Mais entre trop ou pas assez, où placer le curseur? En ce jeudi, journée internationale des câlins, Béatrice Copper-Royer, psychologue spécialiste de l'enfance et de l'adolescence, répond aux trois questions de BFMTV.com et aide les familles à y voir plus clair.

  • Y a-t-il un "minimum de câlins" à donner à son enfant?

"Différents moyens peuvent exprimer l'attachement et l'affection d'un parent pour son enfant. Il existe des familles sensorielles, qui entretiennent les liens par le toucher, d'autres davatange par le verbal et qui préfèrent entretenir une certaine distance dans les relations. Mais il n'y a pas de format idéal. Certaines familles peuvent avoir l'habitude de beaucoup s'embrasser sans pour autant être complices.

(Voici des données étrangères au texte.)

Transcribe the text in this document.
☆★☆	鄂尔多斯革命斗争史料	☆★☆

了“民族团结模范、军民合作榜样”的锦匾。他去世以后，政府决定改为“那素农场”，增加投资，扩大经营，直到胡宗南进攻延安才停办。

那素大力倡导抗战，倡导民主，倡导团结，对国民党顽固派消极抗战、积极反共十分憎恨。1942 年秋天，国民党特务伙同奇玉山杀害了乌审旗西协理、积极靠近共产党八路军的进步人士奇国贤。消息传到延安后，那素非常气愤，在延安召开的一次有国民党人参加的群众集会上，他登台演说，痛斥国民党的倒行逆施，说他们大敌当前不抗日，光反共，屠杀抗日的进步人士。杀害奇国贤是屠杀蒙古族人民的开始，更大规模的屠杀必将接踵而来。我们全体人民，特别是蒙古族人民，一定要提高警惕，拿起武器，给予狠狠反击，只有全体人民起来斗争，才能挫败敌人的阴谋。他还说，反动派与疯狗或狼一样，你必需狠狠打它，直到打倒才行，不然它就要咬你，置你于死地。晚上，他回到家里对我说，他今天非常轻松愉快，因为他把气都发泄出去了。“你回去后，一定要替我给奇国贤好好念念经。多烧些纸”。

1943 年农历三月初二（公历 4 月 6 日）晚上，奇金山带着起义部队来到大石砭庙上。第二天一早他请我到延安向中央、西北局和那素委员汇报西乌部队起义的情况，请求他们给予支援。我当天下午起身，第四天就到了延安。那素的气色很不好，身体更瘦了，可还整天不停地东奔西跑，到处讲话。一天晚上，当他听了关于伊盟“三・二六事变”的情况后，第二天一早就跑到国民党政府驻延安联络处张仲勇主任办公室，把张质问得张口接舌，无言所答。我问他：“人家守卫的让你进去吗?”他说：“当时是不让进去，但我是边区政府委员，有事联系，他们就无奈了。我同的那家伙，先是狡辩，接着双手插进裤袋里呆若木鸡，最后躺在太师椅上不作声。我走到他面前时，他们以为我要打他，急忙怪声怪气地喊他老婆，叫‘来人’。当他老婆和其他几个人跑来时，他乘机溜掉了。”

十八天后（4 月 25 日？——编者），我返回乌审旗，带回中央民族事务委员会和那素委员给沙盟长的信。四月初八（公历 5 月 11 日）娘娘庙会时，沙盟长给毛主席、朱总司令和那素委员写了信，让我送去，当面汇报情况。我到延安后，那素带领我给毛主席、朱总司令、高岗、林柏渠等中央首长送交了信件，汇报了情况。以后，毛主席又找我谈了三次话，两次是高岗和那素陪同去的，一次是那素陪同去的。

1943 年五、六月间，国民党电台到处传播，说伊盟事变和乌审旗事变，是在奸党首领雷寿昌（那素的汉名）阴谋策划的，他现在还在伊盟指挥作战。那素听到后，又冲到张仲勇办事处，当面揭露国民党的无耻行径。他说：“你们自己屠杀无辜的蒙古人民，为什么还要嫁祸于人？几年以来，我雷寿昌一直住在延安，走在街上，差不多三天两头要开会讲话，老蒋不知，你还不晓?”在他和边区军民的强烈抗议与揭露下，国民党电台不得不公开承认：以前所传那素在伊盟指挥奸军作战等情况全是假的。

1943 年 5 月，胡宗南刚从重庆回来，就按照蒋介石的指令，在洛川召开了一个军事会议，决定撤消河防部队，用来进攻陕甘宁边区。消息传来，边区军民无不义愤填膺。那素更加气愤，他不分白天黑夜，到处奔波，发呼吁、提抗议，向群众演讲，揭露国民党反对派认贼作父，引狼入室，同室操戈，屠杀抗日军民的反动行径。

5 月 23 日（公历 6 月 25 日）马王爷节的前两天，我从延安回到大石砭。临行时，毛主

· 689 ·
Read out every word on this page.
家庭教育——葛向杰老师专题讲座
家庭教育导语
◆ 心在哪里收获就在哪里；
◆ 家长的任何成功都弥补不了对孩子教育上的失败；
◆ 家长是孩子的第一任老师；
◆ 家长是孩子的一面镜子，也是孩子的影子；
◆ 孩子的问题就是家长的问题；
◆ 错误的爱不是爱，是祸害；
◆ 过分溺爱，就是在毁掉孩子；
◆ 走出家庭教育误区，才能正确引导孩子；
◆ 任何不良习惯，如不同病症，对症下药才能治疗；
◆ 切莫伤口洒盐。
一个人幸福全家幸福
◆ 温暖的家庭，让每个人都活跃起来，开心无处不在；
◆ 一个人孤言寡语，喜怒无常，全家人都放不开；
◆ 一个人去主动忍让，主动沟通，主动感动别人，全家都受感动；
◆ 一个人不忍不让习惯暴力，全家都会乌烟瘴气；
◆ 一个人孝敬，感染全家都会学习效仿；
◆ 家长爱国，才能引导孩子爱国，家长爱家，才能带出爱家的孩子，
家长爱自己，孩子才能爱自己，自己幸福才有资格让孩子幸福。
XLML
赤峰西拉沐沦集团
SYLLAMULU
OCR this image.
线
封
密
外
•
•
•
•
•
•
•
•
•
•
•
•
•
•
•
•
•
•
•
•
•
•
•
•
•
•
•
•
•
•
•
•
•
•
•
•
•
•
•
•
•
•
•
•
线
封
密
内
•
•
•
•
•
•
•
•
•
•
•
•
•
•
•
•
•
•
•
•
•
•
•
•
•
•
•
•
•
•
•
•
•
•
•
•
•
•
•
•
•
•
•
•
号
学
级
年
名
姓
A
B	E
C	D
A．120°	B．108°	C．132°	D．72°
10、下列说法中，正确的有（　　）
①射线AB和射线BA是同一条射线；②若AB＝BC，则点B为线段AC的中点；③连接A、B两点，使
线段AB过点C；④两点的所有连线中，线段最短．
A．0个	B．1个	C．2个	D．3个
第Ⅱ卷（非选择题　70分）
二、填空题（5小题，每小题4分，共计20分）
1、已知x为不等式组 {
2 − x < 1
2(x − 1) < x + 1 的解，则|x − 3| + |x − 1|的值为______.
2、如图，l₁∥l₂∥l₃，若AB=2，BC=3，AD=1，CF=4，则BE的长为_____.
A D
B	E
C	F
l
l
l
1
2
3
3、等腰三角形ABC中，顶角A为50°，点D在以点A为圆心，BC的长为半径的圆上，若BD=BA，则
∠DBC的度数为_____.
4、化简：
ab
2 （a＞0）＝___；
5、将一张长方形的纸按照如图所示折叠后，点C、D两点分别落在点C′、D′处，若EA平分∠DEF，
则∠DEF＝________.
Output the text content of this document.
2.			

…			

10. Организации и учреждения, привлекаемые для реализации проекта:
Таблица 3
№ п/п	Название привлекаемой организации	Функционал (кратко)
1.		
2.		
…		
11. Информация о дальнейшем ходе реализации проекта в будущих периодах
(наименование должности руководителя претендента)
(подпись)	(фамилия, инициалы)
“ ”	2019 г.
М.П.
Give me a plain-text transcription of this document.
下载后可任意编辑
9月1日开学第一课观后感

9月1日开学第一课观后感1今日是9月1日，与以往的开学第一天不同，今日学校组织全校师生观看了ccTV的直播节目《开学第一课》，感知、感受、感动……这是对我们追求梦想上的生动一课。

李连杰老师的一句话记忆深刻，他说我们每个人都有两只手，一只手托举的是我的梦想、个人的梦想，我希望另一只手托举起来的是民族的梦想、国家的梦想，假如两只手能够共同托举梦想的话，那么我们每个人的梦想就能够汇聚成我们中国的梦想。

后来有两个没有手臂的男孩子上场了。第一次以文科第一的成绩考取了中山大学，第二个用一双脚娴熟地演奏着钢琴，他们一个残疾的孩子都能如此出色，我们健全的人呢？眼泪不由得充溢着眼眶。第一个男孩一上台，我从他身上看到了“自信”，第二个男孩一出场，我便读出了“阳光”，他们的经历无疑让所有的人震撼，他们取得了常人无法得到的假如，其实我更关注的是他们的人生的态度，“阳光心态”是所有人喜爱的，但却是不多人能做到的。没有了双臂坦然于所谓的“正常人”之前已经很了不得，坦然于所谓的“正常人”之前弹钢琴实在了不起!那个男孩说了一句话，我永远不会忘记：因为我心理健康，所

Selon sa propre histoire familiale, son éducation, sa culture, ce dont on estime qu'on a manqué dans son enfance ou au contraire ce qu'on ne veut pas reproduire en devenant parent, cela peut passer par différents moyens. Et cela n'a rien à voir avec l'amour que l'on porte à son enfant.

Il faut aussi savoir dosé: je le vois notamment avec les adolescents. Par exemple avec les jeunes filles, je le vois en consultation: en grandissant, souvent, elles ont horreur de maintenir la proximité qu'elles avaient plus petites avec leur père."

  • Faut-il donc plus ou moins de câlins selon les âges?

"Le nourrisson et le petit enfant - environ jusqu'à l'âge de la parole, c'est-à-dire autour de 3 ans et l'entrée en maternelle - a besoin des contacts physiques et tactiles pour se construire et se développer. C'est le baiser du soir, l'histoire sur les genoux du parent ainsi que tous les soins qui s'imposent, notament autour du change. Cela participe notamment à sa sécurité affective.

Mais le câlin n'est pas non plus le moyen exclusif pour communiquer son amour à son enfant. Cela passe par le ton, les mots, les échanges, les jeux, le temps consacré à son enfant. Un parent peut être là sans véritablement être présent. Un autre souvent absent voudra équilibrer les choses en 'bourrant' de câlins son enfant.

Je me souviens d'une patiente qui culpabilisait d'être souvent absente pour son travail. Quand elle rentrait le soir, souvent tard, elle massait ses deux fils de 5 et 7 ans au moment de les coucher. Mais ils étaient énervés, fatigués, cela ne les calmait pas sans compter que ce type de contact n'était plus vraiment approprié à leur âge. Il faut aussi savoir passer à autre chose, notamment à la communication verbale. Ce qui n'empêche pas pour autant un gros câlin, de temps en temps, qui fait du bien à tout le monde."

  • Les câlins, aussi importants que les mots et les actes?

"Le câlin ne compense pas tout et ne doit pas tout compenser. Une parole en l'air ou une promesse qui n'est pas tenue ne peut pas et ne sera pas compensée par un câlin."